Bu hazırlık boşuna değil elbette. Bir yandan gerici-faşist iktidarın korkularına ayna tutuyor, bir yandan da her an patlamaya gebe sosyal tepkilere hazırlık anlamına geliyor. Bilindiği üzere pandemiyle birlikte ağırlaşan ekonomik krizin faturası işçi ve emekçilere kesilmeye devam ediyor. Toplumda açlık ve yoksulluk düne göre olabildiğince arttı. İşsizlik ve geleceksizlik kaygısı gençlerin en yakıcı sorunu haline geldi. Daha sayısız sorunun yarattığı tepki birikimi, AKP-MHP rejimini oluşabilecek herhangi bir toplumsal hareketliliğe karşı baskı ve zor aygıtlarını sürekli tahkimata yöneltiyor. Bir yandan bekçi alımı artarken, diğer yandan polislere ancak bir savaşta kullanılabilecek türden silahları kullanma yetkisi verildi. Kendi lüks ve şatafatlarından ödün vermeyen egemenler, devlet bütçesinin aslan payını güvenlikleri için harcıyorlar. Aynı zamanda bu, özgürlükleri, gelecekleri ve onurları için mücadele eden kesimlere karşı saldırganlığın daha da tırmandırılacağı anlamına geliyor.

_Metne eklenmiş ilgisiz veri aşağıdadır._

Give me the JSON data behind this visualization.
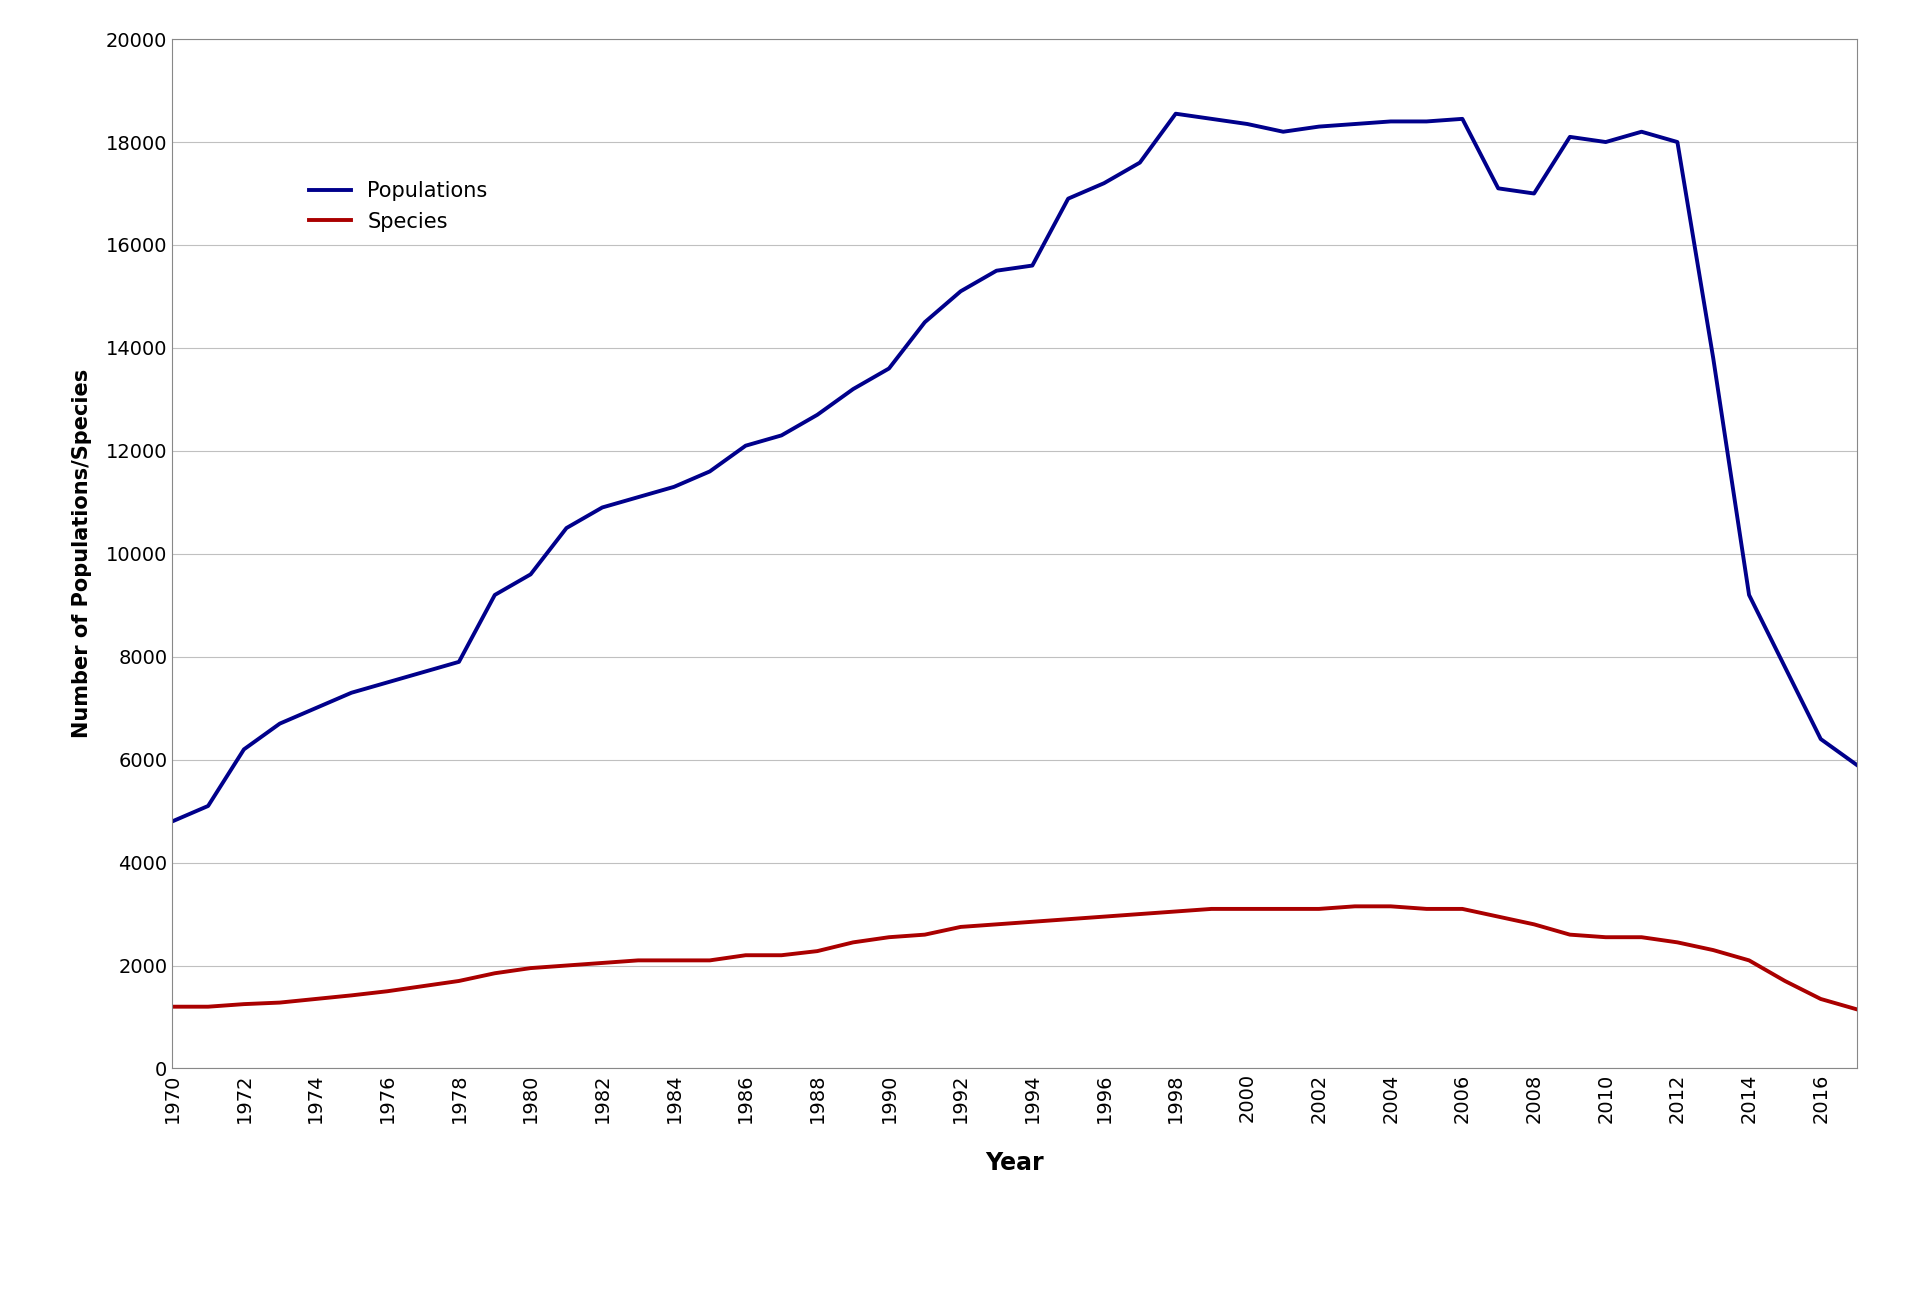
{
  "years": [
    1970,
    1971,
    1972,
    1973,
    1974,
    1975,
    1976,
    1977,
    1978,
    1979,
    1980,
    1981,
    1982,
    1983,
    1984,
    1985,
    1986,
    1987,
    1988,
    1989,
    1990,
    1991,
    1992,
    1993,
    1994,
    1995,
    1996,
    1997,
    1998,
    1999,
    2000,
    2001,
    2002,
    2003,
    2004,
    2005,
    2006,
    2007,
    2008,
    2009,
    2010,
    2011,
    2012,
    2013,
    2014,
    2015,
    2016,
    2017
  ],
  "populations": [
    4800,
    5100,
    6200,
    6700,
    7000,
    7300,
    7500,
    7700,
    7900,
    9200,
    9600,
    10500,
    10900,
    11100,
    11300,
    11600,
    12100,
    12300,
    12700,
    13200,
    13600,
    14500,
    15100,
    15500,
    15600,
    16900,
    17200,
    17600,
    18550,
    18450,
    18350,
    18200,
    18300,
    18350,
    18400,
    18400,
    18450,
    17100,
    17000,
    18100,
    18000,
    18200,
    18000,
    13800,
    9200,
    7800,
    6400,
    5900
  ],
  "species": [
    1200,
    1200,
    1250,
    1280,
    1350,
    1420,
    1500,
    1600,
    1700,
    1850,
    1950,
    2000,
    2050,
    2100,
    2100,
    2100,
    2200,
    2200,
    2280,
    2450,
    2550,
    2600,
    2750,
    2800,
    2850,
    2900,
    2950,
    3000,
    3050,
    3100,
    3100,
    3100,
    3100,
    3150,
    3150,
    3100,
    3100,
    2950,
    2800,
    2600,
    2550,
    2550,
    2450,
    2300,
    2100,
    1700,
    1350,
    1150
  ],
  "populations_color": "#00008B",
  "species_color": "#AA0000",
  "populations_label": "Populations",
  "species_label": "Species",
  "xlabel": "Year",
  "ylabel": "Number of Populations/Species",
  "ylim": [
    0,
    20000
  ],
  "yticks": [
    0,
    2000,
    4000,
    6000,
    8000,
    10000,
    12000,
    14000,
    16000,
    18000,
    20000
  ],
  "line_width": 2.8,
  "background_color": "#ffffff",
  "grid_color": "#c0c0c0"
}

Kendi bekası ve güvenliği için para savurmaktan geri durmayan AKP-MHP iktidarı, diğer yandan aylardır süren koronavirüs salgınına karşı hala da gerekli önlemleri almıyor. Örneğin Türkiye nüfusunun en az 3 katı kadar aşının alınması gerekirken, aşının bir dozunda bile bu miktarın yanına yaklaşılmış değil. Bu arada sermayedarlar kendi eş, dost ve akrabalarına aşı yaptırırken, toplumda aşı yapılmasında önceliği olan kesim hala da aşı olmayı bekliyor. Üstüne üstlük henüz eğitimin bileşenlerine aşılama yapılmadan yüz yüze eğitime de geçildi. Yüz yüze eğitime geçilmeden önce Eğitim-Sen, TTB vb. gibi kurumlar döne döne “önce aşı” yapılması gerektiğini ifade ettiler. Tüm uyarılara rağmen iktidarın aşı için gerekli bütçeyi ayırmaması, gelinen yerde eğitimin bileşenleri arasında salgının hızla yayılmasına yol açtı. Eğitim-Sen’in 15 Şubat-5 Mart tarihlerini kapsayan “Okullarda Covid-19 Tablosu” raporunda, gerekli önlemlerin alınmaması ve aşılamanın yapılmaması sonucu 22 öğrenci, 2 personel ve 25 öğretmende koronavirüs tespit edildiği ifade edildi. Birçok okul, yeniden yüz yüze eğitime ara vermek zorunda kaldı. Toplumun sağlığının önemsenmediği, temelde burjuvazinin kâr etmesine endeksli bir sistemden başka türlüsü de beklenmezdi zaten.
Silahlı güçlerini her geçen gün daha fazla eğitip donatmakla övünen iktidar, gelinen yerde başta işçi ve emekçiler olmak üzere toplumun büyük bir kesiminin yaşamını tehdit ediyor. Toplumda mayalanan öfke karşısında tek yapabildiği şey, faşist baskı ve terörü tırmandırmak, toplumsal çürümeyi derinleştirmektir. Ancak ne kadar çabalasalar da bu köhnemiş düzenin yıkılıp gitmesini engelleyemeyecekler. İşçi ve emekçiler hakları ve gelecekleri için er geç mücadele yolunu tutacak, sermayenin faşist baskı ve zora dayalı iktidarını yıkacaklardır.